Union workspace photo by Yann Bourdeau

Unions: How I Joined a Union and Loved It by Yann Bourdeau

Oct 04, 2022

I’ll introduce myself in this first column. I hope to write more columns in the future.

My first language is French. I’m a French Canadian from the province of Québec, so pardon me for all my spelling mistakes. I use Antidote (French/English spelling corrector software) to correct my spelling mistakes, but it does not fix everything.

The reason why I wanted to write a column is I started a blog in French and I discovered that I like to write. The blog was created to get better at writing. I did a search online on how to be a better writer and one of the suggestions was just to write a blog. My blog is in French and I wanted to do the same in English. So, I thought of doing a column for Razorcake. They always ask to get involved.

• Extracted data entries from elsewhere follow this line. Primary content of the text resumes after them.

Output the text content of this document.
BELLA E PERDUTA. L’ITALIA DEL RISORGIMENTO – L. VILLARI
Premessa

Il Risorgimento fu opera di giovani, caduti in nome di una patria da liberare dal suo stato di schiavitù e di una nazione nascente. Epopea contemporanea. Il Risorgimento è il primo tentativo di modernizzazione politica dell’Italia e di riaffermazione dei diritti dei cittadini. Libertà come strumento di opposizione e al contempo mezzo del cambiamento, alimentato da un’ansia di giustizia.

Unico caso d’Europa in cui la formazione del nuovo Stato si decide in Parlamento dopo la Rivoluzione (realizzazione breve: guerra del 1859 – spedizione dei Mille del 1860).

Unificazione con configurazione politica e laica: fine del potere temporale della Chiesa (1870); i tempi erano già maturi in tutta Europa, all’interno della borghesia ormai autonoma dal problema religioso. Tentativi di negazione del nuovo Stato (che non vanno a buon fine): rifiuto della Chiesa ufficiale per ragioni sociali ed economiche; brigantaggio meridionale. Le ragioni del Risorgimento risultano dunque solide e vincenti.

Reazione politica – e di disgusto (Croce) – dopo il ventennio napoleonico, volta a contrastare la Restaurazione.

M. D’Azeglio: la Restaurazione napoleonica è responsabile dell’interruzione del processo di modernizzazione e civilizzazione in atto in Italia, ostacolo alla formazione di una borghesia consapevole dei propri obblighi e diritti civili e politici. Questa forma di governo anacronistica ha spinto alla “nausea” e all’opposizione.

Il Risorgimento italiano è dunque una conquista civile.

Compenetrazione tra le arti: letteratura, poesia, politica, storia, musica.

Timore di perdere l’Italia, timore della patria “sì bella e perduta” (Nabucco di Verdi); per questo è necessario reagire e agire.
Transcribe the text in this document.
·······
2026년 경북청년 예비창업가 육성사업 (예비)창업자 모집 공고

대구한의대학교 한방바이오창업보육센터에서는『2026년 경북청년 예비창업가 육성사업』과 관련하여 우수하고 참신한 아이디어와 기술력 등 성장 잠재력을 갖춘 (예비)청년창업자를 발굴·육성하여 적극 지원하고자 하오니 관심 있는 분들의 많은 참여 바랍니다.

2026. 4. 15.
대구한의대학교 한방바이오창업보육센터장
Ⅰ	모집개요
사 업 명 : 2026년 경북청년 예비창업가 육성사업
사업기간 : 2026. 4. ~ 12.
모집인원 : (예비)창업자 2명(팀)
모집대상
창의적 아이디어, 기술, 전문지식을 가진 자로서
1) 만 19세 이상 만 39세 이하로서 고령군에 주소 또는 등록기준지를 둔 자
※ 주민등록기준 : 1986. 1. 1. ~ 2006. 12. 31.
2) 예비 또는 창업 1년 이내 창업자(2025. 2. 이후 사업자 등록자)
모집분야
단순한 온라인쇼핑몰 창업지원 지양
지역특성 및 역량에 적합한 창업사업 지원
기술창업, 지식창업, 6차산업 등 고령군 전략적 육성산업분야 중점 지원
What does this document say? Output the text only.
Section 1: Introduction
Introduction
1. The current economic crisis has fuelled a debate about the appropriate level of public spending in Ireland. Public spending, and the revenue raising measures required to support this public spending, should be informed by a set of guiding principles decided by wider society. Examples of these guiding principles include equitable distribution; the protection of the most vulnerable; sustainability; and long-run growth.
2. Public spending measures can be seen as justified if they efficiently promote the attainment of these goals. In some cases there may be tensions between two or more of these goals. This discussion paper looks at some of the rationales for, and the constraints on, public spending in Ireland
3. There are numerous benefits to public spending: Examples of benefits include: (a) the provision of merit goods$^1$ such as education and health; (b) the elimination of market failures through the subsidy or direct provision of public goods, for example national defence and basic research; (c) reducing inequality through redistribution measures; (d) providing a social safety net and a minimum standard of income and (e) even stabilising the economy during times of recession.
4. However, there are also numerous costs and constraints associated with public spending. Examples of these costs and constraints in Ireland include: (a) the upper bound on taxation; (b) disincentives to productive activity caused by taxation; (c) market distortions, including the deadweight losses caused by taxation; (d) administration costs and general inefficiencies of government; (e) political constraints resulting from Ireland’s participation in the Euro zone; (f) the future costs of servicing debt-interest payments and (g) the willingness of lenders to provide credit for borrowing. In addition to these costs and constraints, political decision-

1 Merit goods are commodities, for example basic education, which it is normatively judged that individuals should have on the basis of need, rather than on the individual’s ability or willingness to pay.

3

A little background about me: I have hit fifty this year and I have been listening to punk music since I was fifteen. I have always been interested in punk music (S.O.D. was my first hardcore/punk record I heard in 1987) and computers (long live the Commodore 64). I have been a software developer since 1994 (no completed degree at that time). I went to university in 2002 to get a degree and later earned a master’s, both in software engineering. I have mental health issues that are controlled by medications since 2002. My last mental health crisis was in 2009. I’m a liberal and on the left of the political spectrum (I vote NDP (New Democratic Party, Canada) and PQ (Parti Québécois, Québec)). Enough about me.

The idea of being in the same zine as other Razorcake writers is amazing. Each time, I receive a new Razorcake issue, I read all the columns. I have been reading Rev Nørb since he was in Maximum Rocknroll, so I must not be the oldest one.

At first, I did not think much of being in a union except the money I pay them.

I got a job at Hydro-Québec two years ago, first as a consultant and now as a full-time employee. It is the nationalized power company of Québec. It is the first job I’ve had where I am in a union. At first, I did not think much of being in a union except the money I pay them. Later on, I realized employees can talk salaries because everyone is on the same wage scale. Also, everything is codified. If there is a need for overtime, it will be paid—after forty hours per week at the regular rate—at one-and-a-half the hourly rate. It’s my first job where my overtime is paid and not in a “time bank” at a rate of hourly rate. Many employers that have employees at yearly salary force their employees to “bank” overtime hours to avoid paying out time and a half of their normal hourly rate. You can take paid time off from the accumulated hours in the “bank.” Or worse, at a previous job the overtime was never paid nor put in a time bank. At Hydro-Québec, it is never mandatory to do overtime because it is always for those who want to do it. I never do overtime when it is offered. Some of my coworkers do it for the money.

For much of my life, I had psoriasis on my body. It seems it appeared because I was always stressed. It has now been two years since I got a spot of psoriasis on my body. The less stressful environment made it disappear. The union mandates that an employee cannot be laid off without a reason (usually disciplinary). Also, in a corporate restructuring, all employees are kept and must be reassigned to another job in the company at the same salary. So, Hydro-Québec will be the last company I work for. Not bad for a fifty-year-old software developer. There’s a lot of ageism in this domain.

When I was in my twenties, I thought that unions foster the lazy while the best workers were not rewarded for their efforts. This myth is perpetuated by the managers of companies that don’t want a union and don’t want to lose power. As I grew older, my view changed on this topic. Now that I’m in a union, I can say that all my coworkers are working hard and are not lazy. Yes, there are some workers who are better than others, but they don’t seem to mind that they have the same wage as workers who are not as proficient as they are. (I don’t mean they’re bad employees but they are not on the same skill level.) The idea that someone merits a better salary for their skills is in favor of the management. In many work environments, people don’t talk openly about their salaries. It’s largely a secret what people get paid and who has a higher salary. The managers prefer to have each worker compete with each other than work cooperatively. In many places workers prefer to look good than bad. Also, often they are not afraid to make others look bad to make themselves look better for a manager. In my opinion, this kills teamwork. Workers are not willing to help each other out for not wanting to make someone look better than them.

Also, a long time ago, the union negotiated a work week of thirty-five hours. I appreciate this a lot. It is my first time in my life that I don’t work forty hours a week and what a difference it makes.

When all the employees of a company make a common front, they have more power than divided.

So, when I read about the efforts of workers wanting to join a union in Amazon, Starbucks, and even software companies. I totally support them trying to make it possible. When all the employees of a company make a common front, they have more power than divided.